Крупный уральский город становится ареной ожесточенных сражений. Мафиозные группировки борются за власть. Что толкает главарей на эту беспощадную борьбу? Передел изумрудного рынка? Мечты о политическом влиянии? Амбиции? Все было бы слишком просто… Из далекого прошлого тянутся крепкие цепи, опутывающие их. Цепи, скованные из страха, ненависти, первой любви, гитарных струн…
Криминальный детектив18+Анатолий Ковалев
Любые совпадения имен и событий этого произведения с реальными именами и событиями являются случайными.
ЧАСТЬ ПЕРВАЯ
Никому не придет в голову искать его здесь, в десяти минутах ходьбы от Кремля. В темном узком переулке; в доме, выстроенном сто лет назад, а может, и больше; в подъезде с обшарпанными стенами, где до сих пор, подобно экзотическому ленивцу, ползает вверх и вниз доисторический лифт с деревянными дверками и стеклянными окошками; за дубовой дверью, где в одной из десяти необитаемых комнат скрылся он от мира.
Уже минуло три недели, как Андрей Кулибин обосновался в столице. Телефон молчал. О нем забыли. Или это ему казалось? Во всяком случае, буря в душе улеглась, он почти успокоился, и только несколько седых волосков на висках напоминали о былых треволнениях.
Первые дни он не выходил из дому. Потом стал совершать ночные вылазки за хлебом и за сигаретами. На исходе второй недели вовсе обнаглел: объявился средь бела дня в институте, где учился заочно, и даже переговорил кое с кем по поводу своей будущей книги. Дело в том, что Андрей был поэтом и уже который год пытался издать книгу песен. Сколько помнил себя — в детском саду, в школе, на стройке, на заводе и так далее, — всегда бурчал под нос какие-то рифмы, набегавшие изнутри, как волны. Писал он в основном для рок-групп. Кое-что исполнялось, и одна песня даже прозвучала по местному радио, но так уж вышло, что все коллективы, с которыми он работал, недолго удерживались на вершине Парнаса и песни Кулибина канули в Лету.

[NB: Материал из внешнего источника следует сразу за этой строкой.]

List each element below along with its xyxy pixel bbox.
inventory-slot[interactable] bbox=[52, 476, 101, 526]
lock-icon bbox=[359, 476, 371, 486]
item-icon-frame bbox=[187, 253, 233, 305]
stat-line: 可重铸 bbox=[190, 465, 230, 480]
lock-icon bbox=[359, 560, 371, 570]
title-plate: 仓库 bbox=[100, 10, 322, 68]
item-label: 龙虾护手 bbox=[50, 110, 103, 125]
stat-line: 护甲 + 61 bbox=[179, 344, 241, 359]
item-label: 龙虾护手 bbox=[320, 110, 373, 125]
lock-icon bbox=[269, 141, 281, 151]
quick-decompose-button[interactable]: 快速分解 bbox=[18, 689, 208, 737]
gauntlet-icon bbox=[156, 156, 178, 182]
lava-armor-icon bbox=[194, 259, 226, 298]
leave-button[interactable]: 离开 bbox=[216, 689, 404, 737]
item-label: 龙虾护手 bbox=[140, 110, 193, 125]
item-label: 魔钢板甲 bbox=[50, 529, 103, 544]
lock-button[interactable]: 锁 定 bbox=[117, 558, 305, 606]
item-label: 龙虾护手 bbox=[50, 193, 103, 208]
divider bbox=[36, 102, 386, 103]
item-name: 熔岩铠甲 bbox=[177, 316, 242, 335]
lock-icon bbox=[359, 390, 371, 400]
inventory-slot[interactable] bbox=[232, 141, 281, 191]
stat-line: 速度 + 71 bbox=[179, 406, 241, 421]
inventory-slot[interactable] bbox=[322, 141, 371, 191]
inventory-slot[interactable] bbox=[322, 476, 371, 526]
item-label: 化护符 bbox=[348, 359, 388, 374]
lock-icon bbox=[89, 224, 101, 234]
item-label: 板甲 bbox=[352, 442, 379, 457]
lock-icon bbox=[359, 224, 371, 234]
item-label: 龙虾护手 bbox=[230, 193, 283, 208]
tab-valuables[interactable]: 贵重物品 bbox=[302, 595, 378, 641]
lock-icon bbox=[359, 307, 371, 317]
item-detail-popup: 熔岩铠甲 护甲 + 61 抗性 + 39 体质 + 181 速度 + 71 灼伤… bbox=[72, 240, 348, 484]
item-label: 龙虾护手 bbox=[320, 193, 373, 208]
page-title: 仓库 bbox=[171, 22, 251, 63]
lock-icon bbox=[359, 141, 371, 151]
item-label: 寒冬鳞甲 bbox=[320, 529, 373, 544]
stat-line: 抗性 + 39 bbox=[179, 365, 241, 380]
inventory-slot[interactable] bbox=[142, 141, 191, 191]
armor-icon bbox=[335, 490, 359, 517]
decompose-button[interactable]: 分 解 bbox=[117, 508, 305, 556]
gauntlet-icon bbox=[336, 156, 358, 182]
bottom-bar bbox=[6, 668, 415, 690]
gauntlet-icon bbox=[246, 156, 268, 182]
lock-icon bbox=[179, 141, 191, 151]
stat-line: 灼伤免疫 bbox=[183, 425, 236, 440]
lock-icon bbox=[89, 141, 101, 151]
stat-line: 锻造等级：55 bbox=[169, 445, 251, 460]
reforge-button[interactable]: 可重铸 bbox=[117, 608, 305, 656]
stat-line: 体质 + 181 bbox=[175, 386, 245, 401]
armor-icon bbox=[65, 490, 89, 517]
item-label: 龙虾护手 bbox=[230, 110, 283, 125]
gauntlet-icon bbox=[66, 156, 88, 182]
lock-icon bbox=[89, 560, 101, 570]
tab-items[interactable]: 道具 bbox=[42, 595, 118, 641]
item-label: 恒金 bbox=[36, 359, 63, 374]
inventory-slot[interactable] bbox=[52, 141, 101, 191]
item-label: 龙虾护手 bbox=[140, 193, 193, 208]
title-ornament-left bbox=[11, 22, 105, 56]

Примерно пять лет назад, когда он разводился со Светланой и та называла его не иначе как ничтожеством — за неумение заработать на жизнь, — возникла эта бредовая идея
«Время песен прошло», — дружески похлопали его по плечу и дали совет переквалифицироваться на прозу, лучше — на фантастику.
В другом издательстве согласились издать кулибинские творения, но только за его счет. А он так надеялся заработать на этой книге, ведь все, за что он брался, выскальзывало из рук, и доходы его таяли с каждым днем. В последнее время он продавал колготки. Ходил в благополучные учреждения с толстой сумкой и уговаривал дамочек раскошелиться.
И все-таки песни не пропали даром. С ними он поступил в Литературный институт и теперь уже искал издателя в Москве, правда, также тщетно.
Тот шаг, на который он решился три недели назад от безысходности, униженности и даже чуждой ему злости, не имел прямого отношения к его творчеству, но перевернул всю жизнь. Он больше не продавал колготок. Он вообще больше ничего не продавал. Приятель по институту предоставил ему эту жилплощадь с четырехметровыми потолками, в квартире, предназначенной на продажу, и не взял с Кулибина ни копейки. «Живи, пока не нашелся покупатель на этот дворец». Кроме крыс и мышей, здесь никто не обитал. Одни квартиры-дворцы ждали своих покупателей, в других, уже купленных, полным ходом шел ремонт. Целыми днями там что-то стучало, визжало, обваливалось, и только к вечеру дом обволакивала загробная тишина с привычной возней грызунов.
Андрей, укутавшись в дырявый плед — в доме отключили отопление, а март выдался холодный, — писал из ночи в ночь стихи, днем отсыпался, питался исключительно хлебом, запивая его кипятком, сократил «никотиновую норму» до одной сигареты в день, смаковал ее, единственную, всю ночь, мечтал о славе и ждал, как все поэты, близкой кончины. Он уже давно перешагнул возраст Лермонтова и приближался к возрасту Рембо. Кулибину стукнуло тридцать пять, и он надеялся, что Господь отмерил ему пятьдесят два, как Верлену. А телефон молчал. О нем забыли.